Bus error finetuning whisper model in multi GPU instances

huggingface / blog

Public repo for HF blog posts

https://hf.co/blog

2.41k stars 759 forks source link

Bus error finetuning whisper model in multi GPU instances #1681

Open hitesh-ag1 opened 11 months ago

hitesh-ag1 commented 11 months ago

Hi, I am trying to finetune Whisper according to the blog post here. The finetuning works great in a single GPU scenario, however, fails with multi GPU instances. While executing trainer.train(), multi GPU instances return Bus error (core dumped).
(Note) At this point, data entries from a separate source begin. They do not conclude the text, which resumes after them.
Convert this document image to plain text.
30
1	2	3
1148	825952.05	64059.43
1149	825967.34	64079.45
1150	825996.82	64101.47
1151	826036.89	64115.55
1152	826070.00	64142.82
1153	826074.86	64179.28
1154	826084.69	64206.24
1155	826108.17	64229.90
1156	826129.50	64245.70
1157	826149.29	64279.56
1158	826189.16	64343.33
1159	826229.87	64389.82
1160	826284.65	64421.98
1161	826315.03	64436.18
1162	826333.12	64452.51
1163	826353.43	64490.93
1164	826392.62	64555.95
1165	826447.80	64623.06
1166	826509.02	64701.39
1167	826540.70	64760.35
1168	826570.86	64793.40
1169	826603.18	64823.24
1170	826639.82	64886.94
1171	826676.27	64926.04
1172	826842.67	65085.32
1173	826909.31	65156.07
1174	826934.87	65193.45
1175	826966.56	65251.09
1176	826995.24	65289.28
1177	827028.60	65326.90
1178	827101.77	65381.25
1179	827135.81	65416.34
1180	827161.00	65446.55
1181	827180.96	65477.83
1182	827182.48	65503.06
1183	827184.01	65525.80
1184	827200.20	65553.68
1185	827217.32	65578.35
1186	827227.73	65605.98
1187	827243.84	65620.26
I am working on g5.12xlarge instance for multi GPU on AWS with AMI ID: ami-071323fe2bf59945b on Ubuntu. I would appreciate any guidance or suggestions to resolve this issue.

hitesh-ag1 commented 11 months ago

cc @sanchit-gandhi Any help would be greatly appreciated!

dkrystki commented 11 months ago

Happening to me as well.

sanchit-gandhi commented 8 months ago

Hey @hitesh-ag1, sorry for the late reply here. Could you confirm that you're using one-to-one the same code as with single-GPU fine-tuning? Could you also provide the full stack trace for the error that you're getting? For interest, there's a multi-gpu example for Whisper fine-tuning that you can check out in the Transformers library.